AGENZIA DELLE ENTRATE, in persona del Direttore pro tempore,

elettivamente domiciliato in ROMA VIA DEI PORTOGHESI 12, presso

l’AVVOCATURA GENERALE DELLO STATO, che lo rappresenta e difende;

– ricorrente –

contro

D.M.P.;

– intimata –

avverso la decisione n. 1419/2012 della COMM. TRIBUTARIA CENTRALE di

MILANO, depositata il 23/03/2012;

udita la relazione della causa svolta nella Camera di consiglio del

21/06/2017 dal Consigliere Dott. ANTONIO FRANCESCO ESPOSITO.

Fatto

RILEVATO IN FATTO

che D.M.P. presentava istanza di rimborso delle ritenute effettuate ai fini IRPEF nell’anno 1989 sull’indennità integrativa speciale ex lege n. 324 del 1959, dalla stessa percepita;

che avverso il silenzio-rifiuto formatosi sull’istanza di rimborso la contribuente proponeva ricorso dinanzi alla C.T.P. di Como, sostenendo che l’indennità in questione era esente da qualsiasi ritenuta;

che la decisione di accoglimento del ricorso emessa dalla commissione tributaria provinciale era confermata dalla C.T.R. della Lombardia;

che avverso la pronuncia del giudice di appello proponeva ricorso l’Ufficio dinanzi alla C.T.C., che, con sentenza del 23 marzo 2012, lo rigettava. Riteneva la Commissione che l’indennità integrativa speciale avesse una natura sui generis e che non costituisse una componente di reddito di lavoro dipendente, non rientrando nel concetto di retribuzione, ragion per cui non poteva essere sottoposta ad imposizione.

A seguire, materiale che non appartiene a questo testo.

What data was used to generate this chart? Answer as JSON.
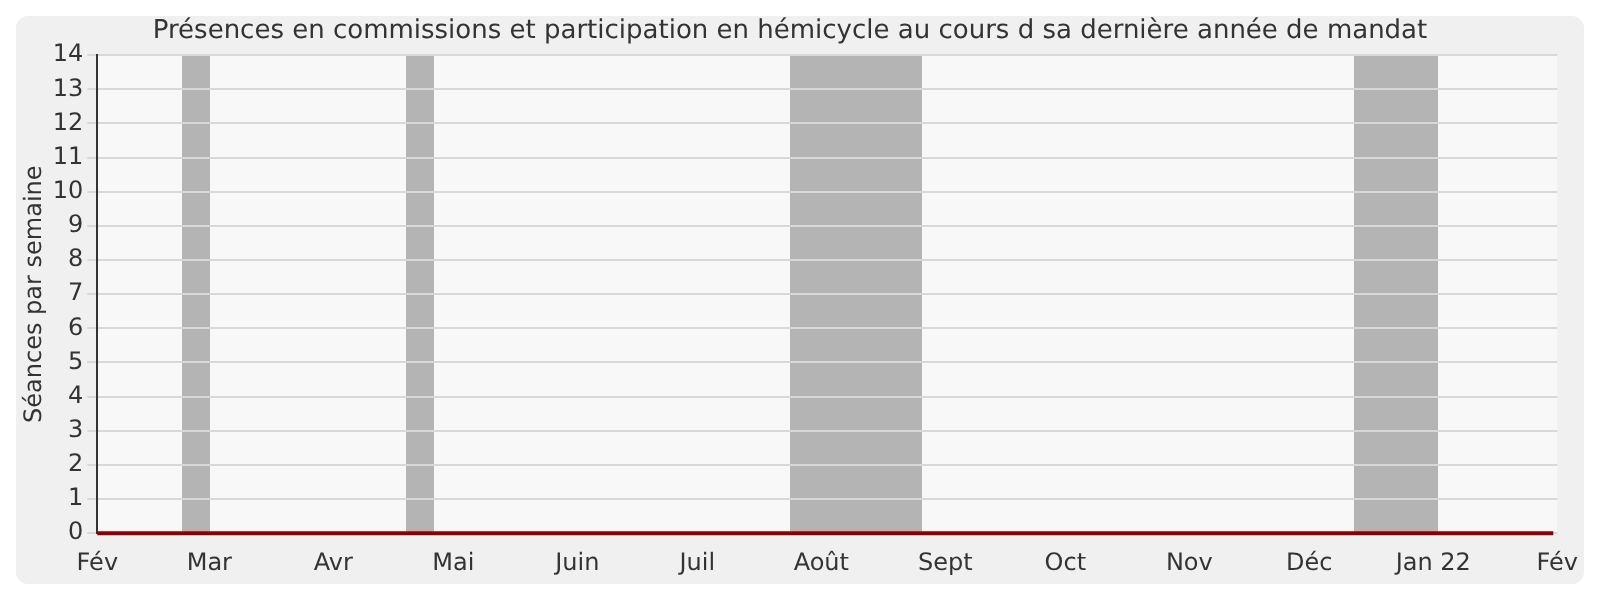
{
  "chart_data": {
    "type": "line",
    "title": "Présences en commissions et participation en hémicycle au cours d sa dernière année de mandat",
    "ylabel": "Séances par semaine",
    "x": [
      "2021-02-01",
      "2021-02-08",
      "2021-02-15",
      "2021-02-22",
      "2021-03-01",
      "2021-03-08",
      "2021-03-15",
      "2021-03-22",
      "2021-03-29",
      "2021-04-05",
      "2021-04-12",
      "2021-04-19",
      "2021-04-26",
      "2021-05-03",
      "2021-05-10",
      "2021-05-17",
      "2021-05-24",
      "2021-05-31",
      "2021-06-07",
      "2021-06-14",
      "2021-06-21",
      "2021-06-28",
      "2021-07-05",
      "2021-07-12",
      "2021-07-19",
      "2021-07-26",
      "2021-08-02",
      "2021-08-09",
      "2021-08-16",
      "2021-08-23",
      "2021-08-30",
      "2021-09-06",
      "2021-09-13",
      "2021-09-20",
      "2021-09-27",
      "2021-10-04",
      "2021-10-11",
      "2021-10-18",
      "2021-10-25",
      "2021-11-01",
      "2021-11-08",
      "2021-11-15",
      "2021-11-22",
      "2021-11-29",
      "2021-12-06",
      "2021-12-13",
      "2021-12-20",
      "2021-12-27",
      "2022-01-03",
      "2022-01-10",
      "2022-01-17",
      "2022-01-24",
      "2022-01-31"
    ],
    "series": [
      {
        "color": "#8b0000",
        "values": [
          0,
          0,
          0,
          0,
          0,
          0,
          0,
          0,
          0,
          0,
          0,
          0,
          0,
          0,
          0,
          0,
          0,
          0,
          0,
          0,
          0,
          0,
          0,
          0,
          0,
          0,
          0,
          0,
          0,
          0,
          0,
          0,
          0,
          0,
          0,
          0,
          0,
          0,
          0,
          0,
          0,
          0,
          0,
          0,
          0,
          0,
          0,
          0,
          0,
          0,
          0,
          0,
          0
        ]
      }
    ],
    "xlim": [
      "2021-02-01",
      "2022-02-01"
    ],
    "xticks": [
      {
        "value": "2021-02-01",
        "label": "Fév"
      },
      {
        "value": "2021-03-01",
        "label": "Mar"
      },
      {
        "value": "2021-04-01",
        "label": "Avr"
      },
      {
        "value": "2021-05-01",
        "label": "Mai"
      },
      {
        "value": "2021-06-01",
        "label": "Juin"
      },
      {
        "value": "2021-07-01",
        "label": "Juil"
      },
      {
        "value": "2021-08-01",
        "label": "Août"
      },
      {
        "value": "2021-09-01",
        "label": "Sept"
      },
      {
        "value": "2021-10-01",
        "label": "Oct"
      },
      {
        "value": "2021-11-01",
        "label": "Nov"
      },
      {
        "value": "2021-12-01",
        "label": "Déc"
      },
      {
        "value": "2022-01-01",
        "label": "Jan 22"
      },
      {
        "value": "2022-02-01",
        "label": "Fév"
      }
    ],
    "ylim": [
      0,
      14
    ],
    "yticks": [
      0,
      1,
      2,
      3,
      4,
      5,
      6,
      7,
      8,
      9,
      10,
      11,
      12,
      13,
      14
    ],
    "bands": [
      {
        "axis": "x",
        "from": "2021-02-22",
        "to": "2021-03-01",
        "color": "#b4b4b4"
      },
      {
        "axis": "x",
        "from": "2021-04-19",
        "to": "2021-04-26",
        "color": "#b4b4b4"
      },
      {
        "axis": "x",
        "from": "2021-07-24",
        "to": "2021-08-26",
        "color": "#b4b4b4"
      },
      {
        "axis": "x",
        "from": "2021-12-12",
        "to": "2022-01-02",
        "color": "#b4b4b4"
      }
    ],
    "grid": "y",
    "legend": false,
    "marker": "none",
    "line_style": "solid"
  }
}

Rilevava, inoltre, che la disciplina dettata dalla L. n. 324 del 1959, non era stata abrogata dal D.P.R n. 601 del 1973, art. 42; che contro la suddetta sentenza, l’Ufficio propone ricorso per cassazione, sulla base di un motivo;

che la contribuente non ha svolto difese.

Diritto

CONSIDERATO IN DIRITTO

che con l’unico motivo di ricorso l’Agenzia delle Entrate denuncia la violazione e falsa applicazione della L. n. 324 del 1959, D.P.R. n. 597 del 1973, art. 48 e del D.P.R n. 601 del 1973, art. 42;

che il ricorso è fondato, in quanto la sentenza impugnata si pone in aperto contrasto con la consolidata giurisprudenza di legittimità, secondo cui l’indennità integrativa speciale, in quanto componente del reddito da lavoro dipendente, è assoggettata all’IRPEF, che, ai sensi del D.P.R. 29 settembre 1973, n. 597, art. 48, ha ad oggetto tutti i compensi ed emolumenti, comunque denominati, percepiti nel periodo d’imposta in dipendenza del lavoro prestato sotto qualsiasi forma ed a qualsiasi titolo, “anche di liberalità”, mentre, per contro, l’esenzione prevista dalla L. 27 maggio 1959, n. 324, art. 1, lett. e), è stata abrogata dal D.P.R. 29 settembre 1973, n. 601, art. 42 (ex multis, Cass. civ. (ord.), sez. 6, 08-05-2014, n. 10028);

che il ricorso va dunque accolto e la sentenza impugnata cassata; che, non essendo necessari ulteriori accertamenti di fatto, la causa va decisa nel merito, con il rigetto del ricorso introduttivo della contribuente;

che le spese dei gradi di merito possono essere compensate tra le parti, mentre quelle del giudizio di legittimità, liquidate come in dispositivo, seguono la soccombenza.

PQM

 

accoglie il ricorso, cassa la sentenza impugnata e, decidendo nel merito, rigetta il ricorso introduttivo della contribuente.

Compensa tra le parti le spese dei gradi di merito.

Condanna la contribuente al pagamento in favore dell’Agenzia delle entrate delle spese del giudizio di legittimità, che liquida in Euro 1.300,00 per compensi, oltre spese prenotate a debito.

Così deciso in Roma, il 21 giugno 2017.